Der “Democracy Player” heißt jetzt “miro“. Für jene, die beides nicht kennen, es handelt sich hier um eine Art iTunes für Videos. Natürlich kann man auch Videos in iTunes abspielen/abbonieren in Form von Videopodcasts/einfügen von privaten Videos, die irgendwo auf der Festplatte abgelegt sind.
miro überholt die Videofunktionen von iTunes in drei Bereichen:
- kostenloses Internet TV
- YouTube Videos speichern
- BitTorrent Client
Der Praxistest:
Herunterladen und installieren der Software war kein Problem und ist auch für Anfanger nicht schwierig. Schon während der Installation besteht die Möglichkeit, dass miro die Festplatte (oder nur ausgewählte Ordner) nach Videos durchsucht, die dann automatisch in den Videoplayer geladen werden. Dies kann je nach Anzahl der Videos auf der Festplatte die Geduld sehr strapazieren!
Ein weiterer Minuspunkt ist die Tatsache, dass miro den Nutzer während der Installationsroutine auswählen lässt, ob die abbonierten Feeds beim Programmstart aktualisiert werden sollen.
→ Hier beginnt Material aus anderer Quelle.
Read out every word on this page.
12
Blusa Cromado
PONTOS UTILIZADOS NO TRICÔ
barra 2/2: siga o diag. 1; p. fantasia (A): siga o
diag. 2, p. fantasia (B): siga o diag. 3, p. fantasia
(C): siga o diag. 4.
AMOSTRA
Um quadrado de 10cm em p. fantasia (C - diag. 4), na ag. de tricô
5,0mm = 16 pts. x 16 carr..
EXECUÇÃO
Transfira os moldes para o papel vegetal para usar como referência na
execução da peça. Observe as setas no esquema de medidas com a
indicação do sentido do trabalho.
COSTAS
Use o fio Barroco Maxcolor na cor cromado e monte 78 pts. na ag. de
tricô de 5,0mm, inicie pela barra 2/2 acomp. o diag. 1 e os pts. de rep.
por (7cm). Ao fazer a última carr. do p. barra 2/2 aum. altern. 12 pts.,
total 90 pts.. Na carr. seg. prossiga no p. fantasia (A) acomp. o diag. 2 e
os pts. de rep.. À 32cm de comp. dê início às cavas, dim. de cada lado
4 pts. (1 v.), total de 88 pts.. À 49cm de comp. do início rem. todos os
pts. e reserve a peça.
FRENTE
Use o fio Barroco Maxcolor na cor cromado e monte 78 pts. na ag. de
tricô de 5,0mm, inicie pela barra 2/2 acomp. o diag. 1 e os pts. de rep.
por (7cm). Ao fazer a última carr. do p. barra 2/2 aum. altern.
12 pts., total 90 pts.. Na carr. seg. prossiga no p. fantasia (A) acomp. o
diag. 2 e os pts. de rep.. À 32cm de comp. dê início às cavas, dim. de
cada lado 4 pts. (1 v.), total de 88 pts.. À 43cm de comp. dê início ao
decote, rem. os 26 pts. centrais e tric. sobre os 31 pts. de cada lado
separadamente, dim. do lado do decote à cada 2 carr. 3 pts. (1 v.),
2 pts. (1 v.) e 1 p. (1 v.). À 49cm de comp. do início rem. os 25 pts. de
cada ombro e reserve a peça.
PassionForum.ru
Ich hatte mich für “NEIN” entschieden, was miro aber nicht weiter gestört hat die Feeds doch zu aktualisieren. Da mein PowerBook G4 schon etwas älter ist und nicht mehr zu den schnellsten seiner Zunft zählt hat mir dieser “Service” tolle Minuten mit dem kleinen drehenden “Bällchen” beschert. Die Einstellungen können aber unter Miro>Preferences geändert werden. Ebenso lässt sich dort der Datei up- und download beschränken.
Pluspunkte erhält miro dafür, dass der Nutzer den Speicherplatz von miro begrenzen kann. Somit wird verhindert, dass plötzlich das System in Schwierigkeiten gerät, weil kein freier Speicherplatz mehr auf der Festplatte zu finden ist. Und dafür, dass die heruntergeladenen Videos eine Art Zeitstempel bekommen und wenn dieser abgelaufen ist automatisch von der Festplatte gelöscht werden. Videos, die einem besonders ans Herz gewachsen sind können aber auch dauerhaft gespeichert werden.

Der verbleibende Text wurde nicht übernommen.